The essence of Christmas is surprise, and for little ones wonderment and make-believe. Dragging it out over three months destroys all that. Many years ago Christmas was heralded in the classroom with the children making paper chains, drawing pictures of Santa and looking forward to the end of term party. At home Christmas didn’t really start until mid-December, didn’t reach its full enriched colour and excitement until a week or so before Christmas, by which time the house was decorated, lists of presents were made and secrets exchanged. It must be remembered that small children would be taken shopping at about four o’clock, on or near the last Saturday before Christmas. It was relatively dark until one reached the shops on the High Street, then Christmas descended on you in a blaze of colour and light, with, for the little ones, an exciting visit to Santa’s grotto. The adults thought the present was rubbish, and inevitably not worth the money, but to the innocent child it had a significance that was more than worth the money.

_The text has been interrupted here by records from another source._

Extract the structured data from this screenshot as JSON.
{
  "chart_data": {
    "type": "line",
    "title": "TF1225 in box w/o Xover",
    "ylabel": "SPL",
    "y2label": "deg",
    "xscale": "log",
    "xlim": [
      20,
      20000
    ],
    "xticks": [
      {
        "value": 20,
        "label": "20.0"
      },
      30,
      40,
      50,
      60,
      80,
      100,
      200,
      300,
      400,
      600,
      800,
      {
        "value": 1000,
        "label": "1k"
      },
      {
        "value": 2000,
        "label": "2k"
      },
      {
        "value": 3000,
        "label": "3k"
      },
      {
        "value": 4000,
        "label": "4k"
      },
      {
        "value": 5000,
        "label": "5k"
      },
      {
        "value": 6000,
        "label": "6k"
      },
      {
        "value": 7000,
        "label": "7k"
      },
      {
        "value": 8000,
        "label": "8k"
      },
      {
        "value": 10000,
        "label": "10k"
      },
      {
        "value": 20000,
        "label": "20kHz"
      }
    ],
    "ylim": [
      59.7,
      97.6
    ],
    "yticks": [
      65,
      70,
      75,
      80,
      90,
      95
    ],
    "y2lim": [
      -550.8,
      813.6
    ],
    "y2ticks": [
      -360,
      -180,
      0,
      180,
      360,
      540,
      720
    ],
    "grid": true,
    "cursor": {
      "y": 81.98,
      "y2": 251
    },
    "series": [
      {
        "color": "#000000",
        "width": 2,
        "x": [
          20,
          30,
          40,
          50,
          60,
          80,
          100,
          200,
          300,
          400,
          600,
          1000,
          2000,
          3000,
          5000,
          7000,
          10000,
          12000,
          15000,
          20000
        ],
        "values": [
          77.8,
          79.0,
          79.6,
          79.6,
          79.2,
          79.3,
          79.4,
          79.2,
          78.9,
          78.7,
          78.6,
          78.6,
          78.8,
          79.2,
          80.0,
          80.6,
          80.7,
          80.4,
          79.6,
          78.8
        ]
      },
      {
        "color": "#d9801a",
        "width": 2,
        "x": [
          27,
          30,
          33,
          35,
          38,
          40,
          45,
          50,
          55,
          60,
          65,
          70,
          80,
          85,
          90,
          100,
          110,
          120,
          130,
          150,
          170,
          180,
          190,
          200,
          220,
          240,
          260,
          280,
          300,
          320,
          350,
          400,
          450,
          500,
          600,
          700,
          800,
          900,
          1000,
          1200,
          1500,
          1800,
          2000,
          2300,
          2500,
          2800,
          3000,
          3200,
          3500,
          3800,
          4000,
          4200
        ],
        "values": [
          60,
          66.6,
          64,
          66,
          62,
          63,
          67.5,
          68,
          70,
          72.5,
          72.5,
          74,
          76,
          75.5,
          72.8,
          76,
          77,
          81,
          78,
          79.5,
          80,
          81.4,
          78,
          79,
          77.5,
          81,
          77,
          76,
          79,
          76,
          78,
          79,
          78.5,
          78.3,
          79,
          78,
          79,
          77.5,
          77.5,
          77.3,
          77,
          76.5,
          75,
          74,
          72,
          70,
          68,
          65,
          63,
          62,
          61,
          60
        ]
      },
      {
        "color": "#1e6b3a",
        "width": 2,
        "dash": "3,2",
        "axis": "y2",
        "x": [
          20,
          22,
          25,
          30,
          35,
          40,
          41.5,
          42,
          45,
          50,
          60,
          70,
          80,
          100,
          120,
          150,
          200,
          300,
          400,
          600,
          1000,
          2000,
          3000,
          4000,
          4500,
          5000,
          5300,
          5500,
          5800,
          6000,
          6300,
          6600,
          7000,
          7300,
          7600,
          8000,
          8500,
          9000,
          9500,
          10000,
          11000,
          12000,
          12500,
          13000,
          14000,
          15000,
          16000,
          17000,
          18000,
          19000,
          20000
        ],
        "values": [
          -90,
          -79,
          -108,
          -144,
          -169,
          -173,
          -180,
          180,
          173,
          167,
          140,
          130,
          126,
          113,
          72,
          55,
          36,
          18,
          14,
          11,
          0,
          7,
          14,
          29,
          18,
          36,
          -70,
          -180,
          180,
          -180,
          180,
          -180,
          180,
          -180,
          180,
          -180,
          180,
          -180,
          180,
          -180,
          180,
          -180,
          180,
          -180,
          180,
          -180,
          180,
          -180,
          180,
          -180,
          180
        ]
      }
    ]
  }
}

The ritual of going into the bustle of the Christmas shopping, looking for presents, trooping from shop to shop, breathing on the windows, watching demonstrations of new toys, and trains going through tunnels, under bridges stopping and starting, was what Christmas was about, along with carols, the Manger, and Christmas Day with all that involved. When shopping, there was an unspoken understanding between adult and child of what was possible and what was beyond the budget for all of them. So the trip generally started at Woolworths and worked up, For the very young children Christmas was an encapsulation; it was a bubble in which everything was coloured by the coming event and all the preparations that went before, culminating at some absurd hour in the morning when the child crawled to the end of the bed and lifted its stocking in the dark, and tried to envisage what each lump inside the stocking held. He or she knew that the big lump wrapped in Christmas paper was a piece of coal, I believed that strangely if that had been missing the child would have been disappointed because that was an extra parcel from Santa, which made it special, and unwrapping was as much part of the fun as the receipt of the gift from Santa. A lot of the contents of the stocking were predictable, but there were always surprises. To maintain the fiction the adults hung their stockings across the kitchen fireplace, and they received things that would give the children amusement on Christmas morning, when the recipient feigned horror.
Are there still shops with trains running in and out of tunnels? Do they still have students demonstrating new toys, and shelves loaded with everything from small toy soldiers to toy stoves, dolls and the like? Or must we only resort to Internet shopping and the Argos catalogue. If this is so Christmas is dreary enough, without boringly dragging it all out for months and taking what little sheen there would be off the finally event. Today of course, the presents are two big and too expensive to put in a stocking in most houses. In some a stocking is a commercial item. Perhaps I’m just a scrooge giving the past a shine it never had. You might think that, I have already commented!